By The Associated Press

NASHVILLE, Tenn. — People in Tennessee don't have the right to hang an American flag in their yard or from their balcony if doing so runs afoul of neighborhood rules, the attorney general said yesterday.

Attorney General Paul Summers’ opinion came in response to a bill that would have made flying the American flag always legal, even in neighborhoods or buildings with restrictive covenants.

Summers said the bill was likely unconstitutional on three fronts.

First, he said, it tampers with existing contracts between homeowners and neighborhood associations. Second, it probably violates the right to free speech by picking the American flag over other flags or messages people might want to display. Also, Summers said, it may be construed as a move by the state to interfere with private-property rights without compensation.

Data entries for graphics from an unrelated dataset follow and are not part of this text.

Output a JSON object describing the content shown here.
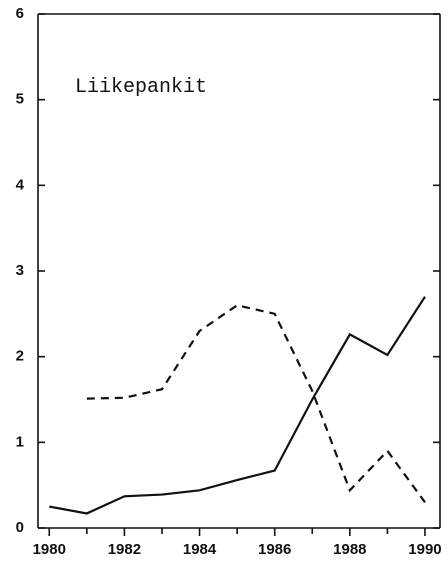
{
  "chart_data": {
    "type": "line",
    "annotation": "Liikepankit",
    "x": [
      1980,
      1981,
      1982,
      1983,
      1984,
      1985,
      1986,
      1987,
      1988,
      1989,
      1990
    ],
    "series": [
      {
        "color": "#111111",
        "dashed": false,
        "values": [
          0.25,
          0.17,
          0.37,
          0.39,
          0.44,
          0.56,
          0.67,
          1.5,
          2.26,
          2.02,
          2.7
        ]
      },
      {
        "color": "#111111",
        "dashed": true,
        "values": [
          null,
          1.51,
          1.52,
          1.62,
          2.3,
          2.6,
          2.5,
          1.6,
          0.44,
          0.9,
          0.3
        ]
      }
    ],
    "xlim": [
      1979.7,
      1990.4
    ],
    "xticks": [
      1980,
      1982,
      1984,
      1986,
      1988,
      1990
    ],
    "xminor_ticks": [
      1981,
      1983,
      1985,
      1987,
      1989
    ],
    "ylim": [
      0,
      6
    ],
    "yticks": [
      0,
      1,
      2,
      3,
      4,
      5,
      6
    ]
  }
}
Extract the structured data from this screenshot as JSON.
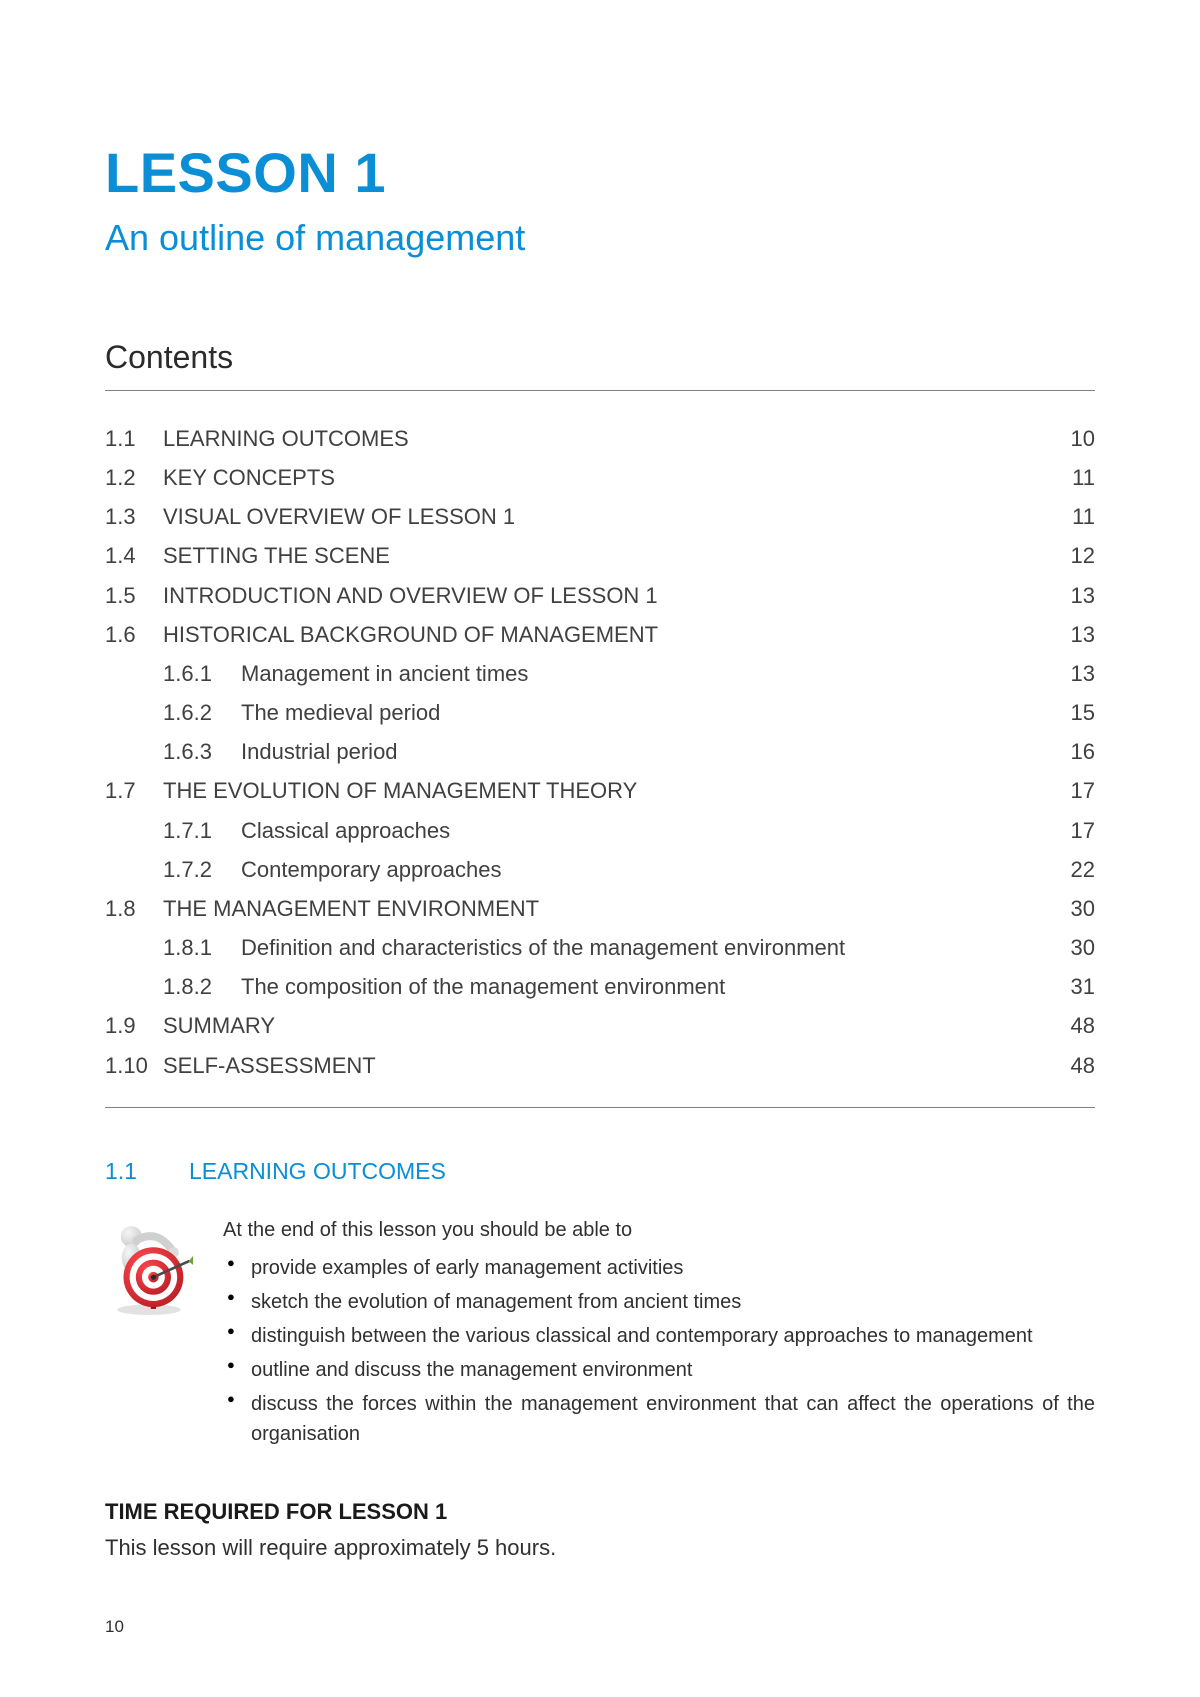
{
  "colors": {
    "accent": "#0a8fd6",
    "text": "#2b2b2b",
    "toc_text": "#404040",
    "rule": "#808080",
    "target_red": "#d82128",
    "target_dark": "#a01016",
    "figure_gray": "#d9d9d9",
    "figure_shadow": "#b0b0b0"
  },
  "header": {
    "lesson_title": "LESSON 1",
    "lesson_subtitle": "An outline of management"
  },
  "contents": {
    "heading": "Contents",
    "entries": [
      {
        "num": "1.1",
        "title": "LEARNING OUTCOMES",
        "page": "10"
      },
      {
        "num": "1.2",
        "title": "KEY CONCEPTS",
        "page": "11"
      },
      {
        "num": "1.3",
        "title": "VISUAL OVERVIEW OF LESSON 1",
        "page": "11"
      },
      {
        "num": "1.4",
        "title": "SETTING THE SCENE",
        "page": "12"
      },
      {
        "num": "1.5",
        "title": "INTRODUCTION AND OVERVIEW OF LESSON 1",
        "page": "13"
      },
      {
        "num": "1.6",
        "title": "HISTORICAL BACKGROUND OF MANAGEMENT",
        "page": "13",
        "children": [
          {
            "num": "1.6.1",
            "title": "Management in ancient times",
            "page": "13"
          },
          {
            "num": "1.6.2",
            "title": "The medieval period",
            "page": "15"
          },
          {
            "num": "1.6.3",
            "title": "Industrial period",
            "page": "16"
          }
        ]
      },
      {
        "num": "1.7",
        "title": "THE EVOLUTION OF MANAGEMENT THEORY",
        "page": "17",
        "children": [
          {
            "num": "1.7.1",
            "title": "Classical approaches",
            "page": "17"
          },
          {
            "num": "1.7.2",
            "title": "Contemporary approaches",
            "page": "22"
          }
        ]
      },
      {
        "num": "1.8",
        "title": "THE MANAGEMENT ENVIRONMENT",
        "page": "30",
        "children": [
          {
            "num": "1.8.1",
            "title": "Definition and characteristics of the management environment",
            "page": "30"
          },
          {
            "num": "1.8.2",
            "title": "The composition of the management environment",
            "page": "31"
          }
        ]
      },
      {
        "num": "1.9",
        "title": "SUMMARY",
        "page": "48"
      },
      {
        "num": "1.10",
        "title": "SELF-ASSESSMENT",
        "page": "48"
      }
    ]
  },
  "section_1_1": {
    "num": "1.1",
    "heading": "LEARNING OUTCOMES",
    "intro": "At the end of this lesson you should be able to",
    "bullets": [
      "provide examples of early management activities",
      "sketch the evolution of management from ancient times",
      "distinguish between the various classical and contemporary approaches to management",
      "outline and discuss the management environment",
      "discuss the forces within the management environment that can affect the operations of the organisation"
    ],
    "icon_name": "target-icon"
  },
  "time": {
    "heading": "TIME REQUIRED FOR LESSON 1",
    "body": "This lesson will require approximately 5 hours."
  },
  "page_number": "10",
  "typography": {
    "title_fontsize": 56,
    "subtitle_fontsize": 36,
    "contents_heading_fontsize": 32,
    "toc_fontsize": 22,
    "section_heading_fontsize": 23,
    "body_fontsize": 20
  }
}
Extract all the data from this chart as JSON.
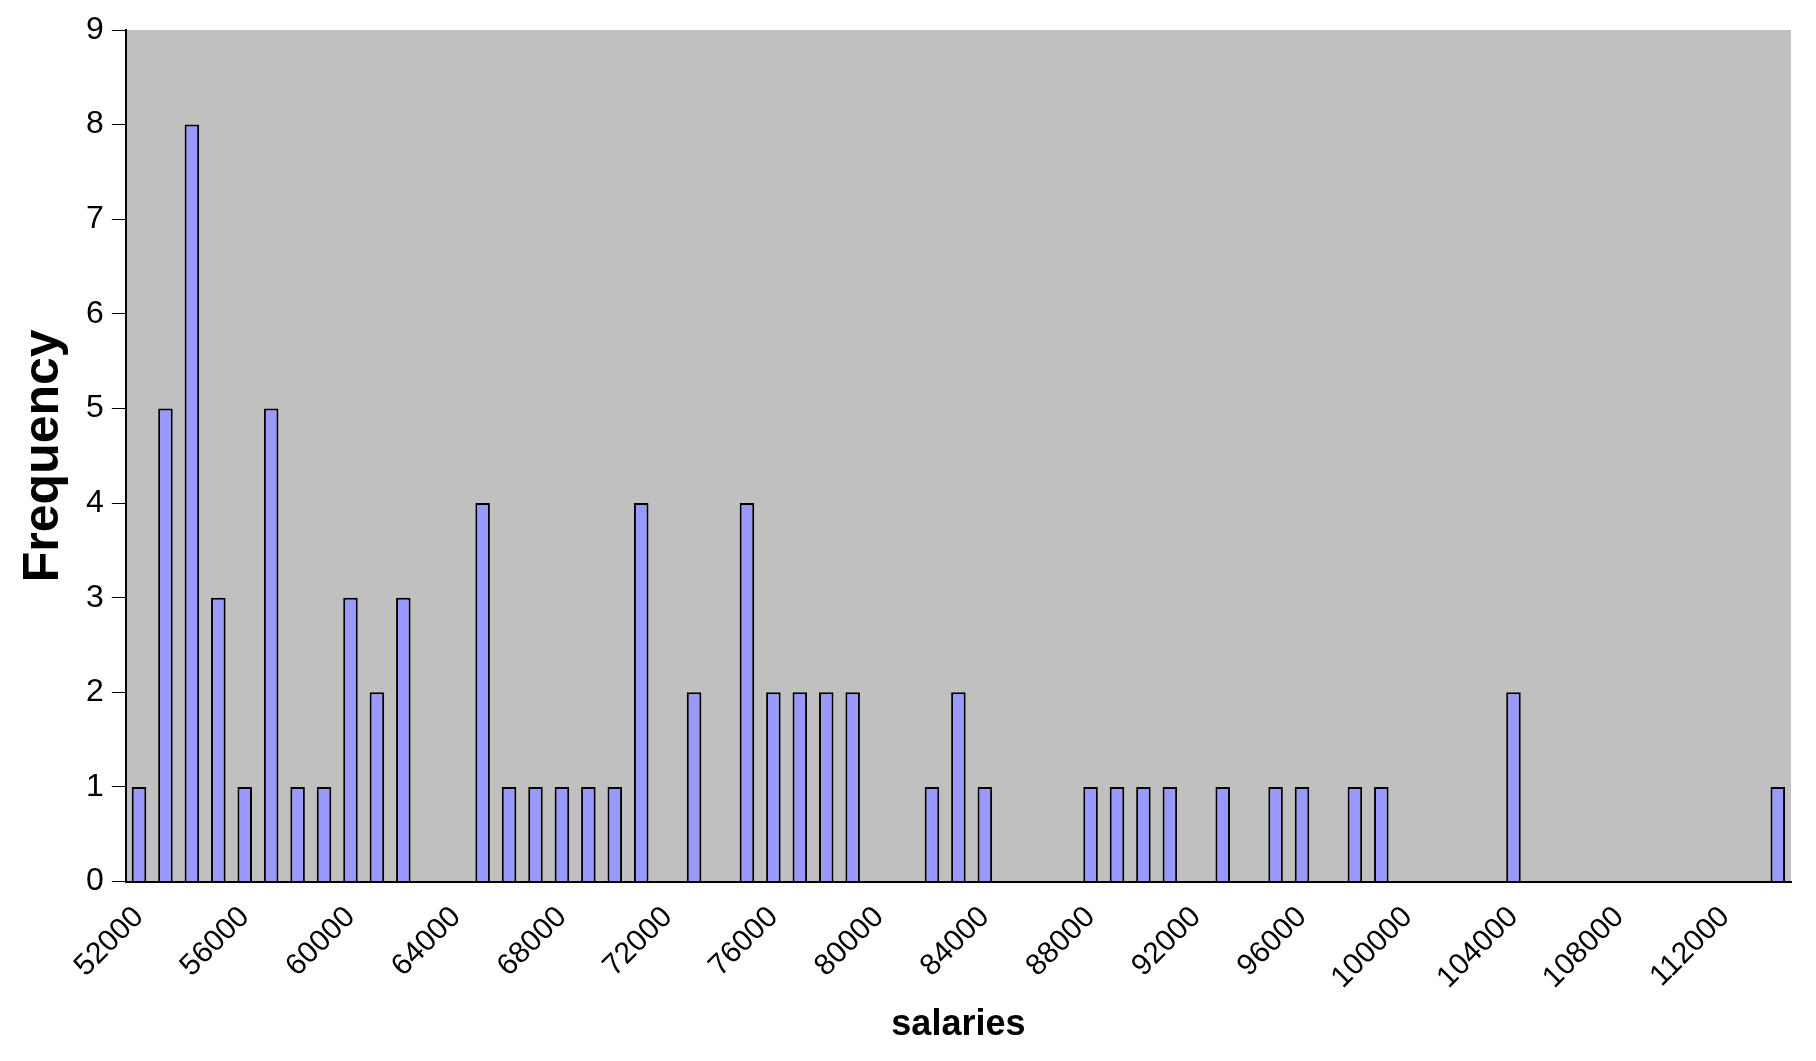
{
  "chart_data": {
    "type": "bar",
    "xlabel": "salaries",
    "ylabel": "Frequency",
    "categories": [
      "52000",
      null,
      null,
      null,
      "56000",
      null,
      null,
      null,
      "60000",
      null,
      null,
      null,
      "64000",
      null,
      null,
      null,
      "68000",
      null,
      null,
      null,
      "72000",
      null,
      null,
      null,
      "76000",
      null,
      null,
      null,
      "80000",
      null,
      null,
      null,
      "84000",
      null,
      null,
      null,
      "88000",
      null,
      null,
      null,
      "92000",
      null,
      null,
      null,
      "96000",
      null,
      null,
      null,
      "100000",
      null,
      null,
      null,
      "104000",
      null,
      null,
      null,
      "108000",
      null,
      null,
      null,
      "112000",
      null,
      null
    ],
    "values": [
      1,
      5,
      8,
      3,
      1,
      5,
      1,
      1,
      3,
      2,
      3,
      0,
      0,
      4,
      1,
      1,
      1,
      1,
      1,
      4,
      0,
      2,
      0,
      4,
      2,
      2,
      2,
      2,
      0,
      0,
      1,
      2,
      1,
      0,
      0,
      0,
      1,
      1,
      1,
      1,
      0,
      1,
      0,
      1,
      1,
      0,
      1,
      1,
      0,
      0,
      0,
      0,
      2,
      0,
      0,
      0,
      0,
      0,
      0,
      0,
      0,
      0,
      1
    ],
    "color": "#9999ff",
    "ylim": [
      0,
      9
    ],
    "yticks": [
      0,
      1,
      2,
      3,
      4,
      5,
      6,
      7,
      8,
      9
    ],
    "grid": false,
    "legend": false
  }
}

Sen. Mae Beavers, the Mt. Juliet Republican who is carrying the bill, said she was perplexed by Summers' decision.

"When you can't even put a flagpole up in your front yard, I think that's pretty bad," she said.

It's not the first time Beavers has pushed for the law.

In 2001, a Franklin man was told by a homeowners association to tear down his flagpole. Neighbors said it created an unsightly view and ran contrary to the community's lengthy list of covenants.

Ever since, Beavers has been trying to exempt the American flag from such covenants.

Even though she has added language that would allow neighborhoods to restrict the height of flagpoles or say the flags couldn't be so large they fly over a neighbor's yard, cautious lawmakers have moved slowly on the issue.

Critics are still leery of interfering with neighborhood rules or passing a law that could inadvertently allow someone to hang a 100-foot flag from a condominium balcony.

"I think they are giving a lot more emphasis to covenants in homeowners associations then they should," Beavers said. "And we're talking about flying the U.S. flag, we're not talking about putting up buildings that are against the covenants."

With the attorney general's opinion in hand, the issue will likely be put to rest at least until next year.

"This is pretty clear-cut that it is unconstitutional," said Rep. Joe Fowlkes, a Cornersville Democrat who asked for the opinion.